上品でかつ華やかでそして心に響く、まるで菊花のような紋様を持つアンティークの銀時計。
アンティーク懐中時計では人気のエルジン社のもので、すでに作られてから100年以上が経つ本当の意味でのアンティーク品。
黒とシルバーの色の対比が心地よく、銀特有の渋みとその渋みに深みを持たせる黒色の装飾。
アンティーク時計に用いられた技術としては、ごく短い期間のものながら、その特有の美しさが素晴らしく、時計史に華を添えた技法の1つ。
銀のケースに施されているのは、菊花を想像させる形の連綿と続く花模様。
中央から外側に伸びる、その華やかで長い花弁の美しさが、銀と黒の色の対比で際立ちます。

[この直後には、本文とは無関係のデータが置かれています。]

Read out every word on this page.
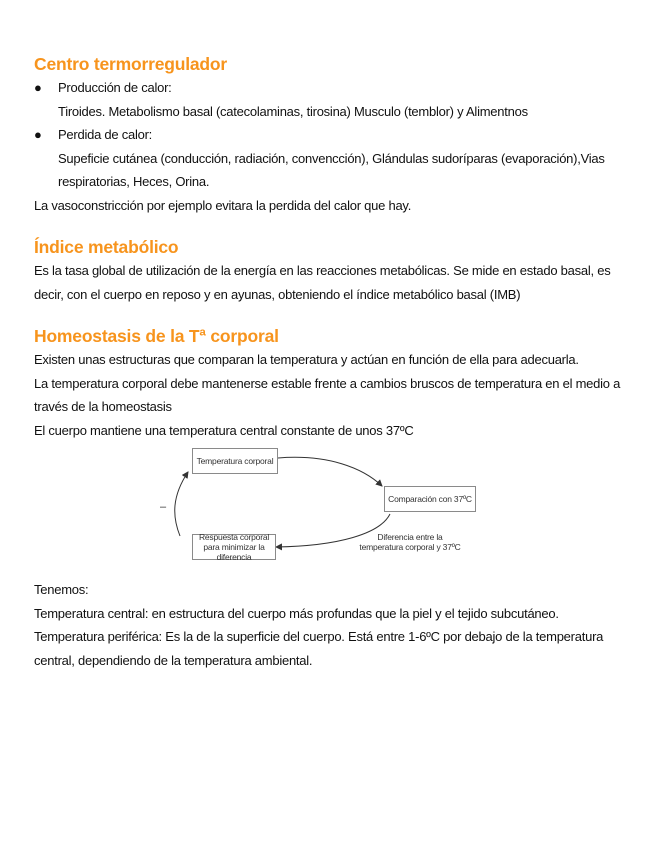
Centro termorregulador
● Producción de calor:

Tiroides. Metabolismo basal (catecolaminas, tirosina) Musculo (temblor) y Alimentnos

● Perdida de calor:

Supeficie cutánea (conducción, radiación, convencción), Glándulas sudoríparas (evaporación),Vias respiratorias, Heces, Orina.

La vasoconstricción por ejemplo evitara la perdida del calor que hay.

Índice metabólico

Es la tasa global de utilización de la energía en las reacciones metabólicas. Se mide en estado basal, es decir, con el cuerpo en reposo y en ayunas, obteniendo el índice metabólico basal (IMB)

Homeostasis de la Tª corporal

Existen unas estructuras que comparan la temperatura y actúan en función de ella para adecuarla.

La temperatura corporal debe mantenerse estable frente a cambios bruscos de temperatura en el medio a través de la homeostasis

El cuerpo mantiene una temperatura central constante de unos 37ºC

Temperatura corporal
Comparación con 37ºC
Respuesta corporal para minimizar la diferencia
Diferencia entre la temperatura corporal y 37ºC
–

Tenemos:

Temperatura central: en estructura del cuerpo más profundas que la piel y el tejido subcutáneo.

Temperatura periférica: Es la de la superficie del cuerpo. Está entre 1-6ºC por debajo de la temperatura central, dependiendo de la temperatura ambiental.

モチーフになった花が何であるのかは、今となっては知る由はありませんが、ここから感じられる色や雰囲気からは、日本人に馴染みの深い菊花を想像させるものです。
またケースの側面にも、同様の装飾が施されていて、しっかりと全面が彩られているのもアンティークならではの力の入れ方。

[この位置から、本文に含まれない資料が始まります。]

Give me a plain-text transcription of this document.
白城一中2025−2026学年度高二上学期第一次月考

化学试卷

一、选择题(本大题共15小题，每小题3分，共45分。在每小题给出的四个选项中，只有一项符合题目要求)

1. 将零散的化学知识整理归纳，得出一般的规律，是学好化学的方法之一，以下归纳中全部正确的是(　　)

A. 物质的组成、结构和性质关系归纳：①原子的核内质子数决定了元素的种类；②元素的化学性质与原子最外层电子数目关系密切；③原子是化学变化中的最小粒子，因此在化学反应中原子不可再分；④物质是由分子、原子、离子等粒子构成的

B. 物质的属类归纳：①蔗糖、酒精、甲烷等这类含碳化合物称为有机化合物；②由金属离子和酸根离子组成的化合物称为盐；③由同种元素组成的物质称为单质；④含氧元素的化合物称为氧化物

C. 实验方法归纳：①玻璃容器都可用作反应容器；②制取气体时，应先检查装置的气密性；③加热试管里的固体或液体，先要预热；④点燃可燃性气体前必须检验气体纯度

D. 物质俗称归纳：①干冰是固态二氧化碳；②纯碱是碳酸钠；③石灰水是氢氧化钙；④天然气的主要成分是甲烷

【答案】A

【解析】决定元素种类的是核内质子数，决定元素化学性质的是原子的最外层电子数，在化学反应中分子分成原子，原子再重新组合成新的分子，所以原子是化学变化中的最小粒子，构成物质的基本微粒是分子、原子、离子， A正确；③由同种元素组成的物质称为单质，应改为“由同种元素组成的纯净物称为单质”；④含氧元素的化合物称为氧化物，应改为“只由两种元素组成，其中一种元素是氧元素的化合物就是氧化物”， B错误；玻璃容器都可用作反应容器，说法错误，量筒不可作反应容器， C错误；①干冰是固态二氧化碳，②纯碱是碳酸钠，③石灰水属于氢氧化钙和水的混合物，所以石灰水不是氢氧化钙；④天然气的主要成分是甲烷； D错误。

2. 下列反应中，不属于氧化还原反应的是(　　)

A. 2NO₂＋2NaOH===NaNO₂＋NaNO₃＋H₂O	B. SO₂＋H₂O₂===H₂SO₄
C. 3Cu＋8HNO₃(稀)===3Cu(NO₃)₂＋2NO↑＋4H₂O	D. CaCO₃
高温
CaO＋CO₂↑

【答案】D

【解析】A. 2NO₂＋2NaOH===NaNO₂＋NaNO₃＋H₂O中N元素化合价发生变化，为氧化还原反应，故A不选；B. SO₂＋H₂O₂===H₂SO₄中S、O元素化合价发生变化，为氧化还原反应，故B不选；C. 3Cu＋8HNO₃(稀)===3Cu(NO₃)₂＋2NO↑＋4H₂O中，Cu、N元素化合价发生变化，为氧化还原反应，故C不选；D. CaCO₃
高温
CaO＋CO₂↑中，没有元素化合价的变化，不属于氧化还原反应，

光の当たり具合によっては、黒に見えたり灰色に見えたり、このような色変わりを楽しんでいただけるのも、この黒金ケースならではの大きな特徴です。
時計の外観の深みのある渋さに合わせるように、内側の文字盤はシンプルに素朴な作り。
ローマ数字に陶製の文字盤にブルースチールの針と、銀のケースにとても良く似合う色合いになっています。
同様の黒金装飾では、経年や使用によって劣化が出ているものも多いのですが、これは本当に綺麗で状態が良いもの。

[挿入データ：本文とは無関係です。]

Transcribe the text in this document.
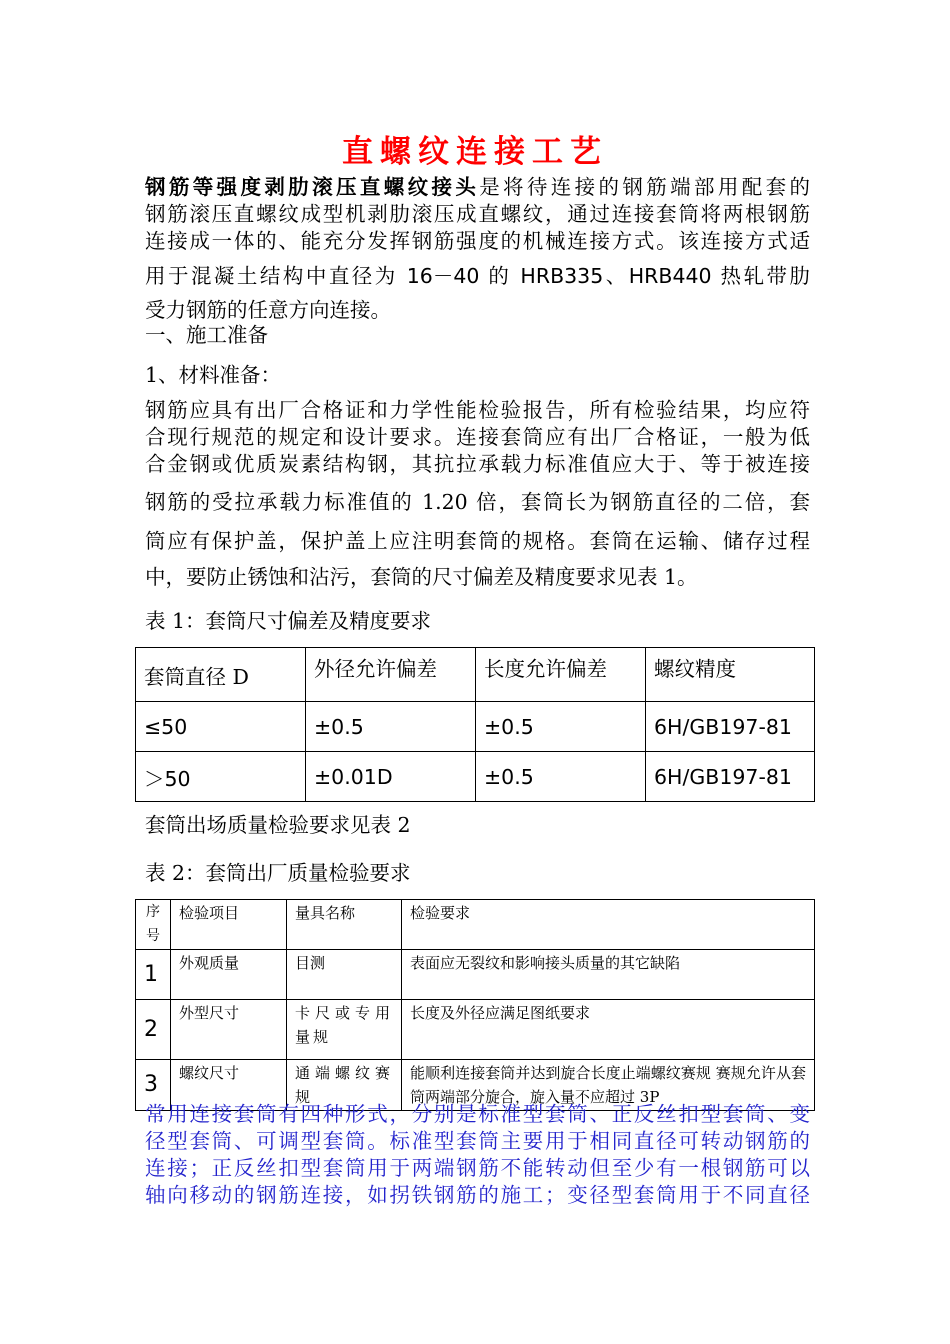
直螺纹连接工艺
钢筋等强度剥肋滚压直螺纹接头是将待连接的钢筋端部用配套的
钢筋滚压直螺纹成型机剥肋滚压成直螺纹，通过连接套筒将两根钢筋
连接成一体的、能充分发挥钢筋强度的机械连接方式。该连接方式适
用于混凝土结构中直径为 16－40 的 HRB335、HRB440 热轧带肋
受力钢筋的任意方向连接。
一、施工准备
1、材料准备：
钢筋应具有出厂合格证和力学性能检验报告，所有检验结果，均应符
合现行规范的规定和设计要求。连接套筒应有出厂合格证，一般为低
合金钢或优质炭素结构钢，其抗拉承载力标准值应大于、等于被连接
钢筋的受拉承载力标准值的 1.20 倍，套筒长为钢筋直径的二倍，套
筒应有保护盖，保护盖上应注明套筒的规格。套筒在运输、储存过程
中，要防止锈蚀和沾污，套筒的尺寸偏差及精度要求见表 1。
表 1：套筒尺寸偏差及精度要求
套筒直径 D	外径允许偏差	长度允许偏差	螺纹精度
≤50	±0.5	±0.5	6H/GB197-81
＞50	±0.01D	±0.5	6H/GB197-81
套筒出场质量检验要求见表 2
表 2：套筒出厂质量检验要求
序号	检验项目	量具名称	检验要求
1	外观质量	目测	表面应无裂纹和影响接头质量的其它缺陷
2	外型尺寸	卡尺或专用量规	长度及外径应满足图纸要求
3	螺纹尺寸	通端螺纹赛规	能顺利连接套筒并达到旋合长度止端螺纹赛规 赛规允许从套筒两端部分旋合，旋入量不应超过 3P
常用连接套筒有四种形式，分别是标准型套筒、正反丝扣型套筒、变
径型套筒、可调型套筒。标准型套筒主要用于相同直径可转动钢筋的
连接；正反丝扣型套筒用于两端钢筋不能转动但至少有一根钢筋可以
轴向移动的钢筋连接，如拐铁钢筋的施工；变径型套筒用于不同直径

ケースに施されている装飾から、強くは磨けないため細かな傷は残ってはいるものの、それをご覧いただいても状態の良さをご想像していただけるものだと思います。
店主のワンポイントと評価
総合評価
まるでその当時の日本向けとして作られたものであるかのように、非常に日本的・和の要素を感じられる懐中時計だと思います。
この時代の時計としては、豪華なものや実用的なものが好まれているわけですが、「趣のある」という言葉が似合う美しさを備えているもの。
人に例えるなら、長い黒髪の美人というような、そんな凛とした美しさがあるものです。
時計のケースの作りとしても、そこに施された技法にしても、そして状態面としても非常に良いもので、時計の良さが感じられます。
一般的な「アンティーク」とは違って、そこに職人の技法が施された、作品といえるレベルにある1点です。
状態
黒と銀の黒金装飾は、使用や経年によって劣化しているものが多いのですが、この時計は本当に状態が良く、黒金装飾としてはこれ以上の状態を求めることができないほど状態の良いもの。
アンティークでは「完全」という状態はないものですが、素材と年代を考えると、それに近い状態だと言えるものです。
希少性
作りやデザイン自体が希少なもので、状態面も含めると同じ程度のものを求めること自体が無理というもの。
同じものとなると本当にない希少なものです。
贈り物
時計の作りやデザインとしても、非常に味があって面白いものです。
贈り物としてもとてもお勧めできる1点ですが、この素材の面白味や状態の良さをお分かりいただける方でないと、贈る価値が損なわれてしまうというもの。
同様の素材を持つものをご覧いただいて、その状態の良さを知っていただいた上で所有していただきたい1点です。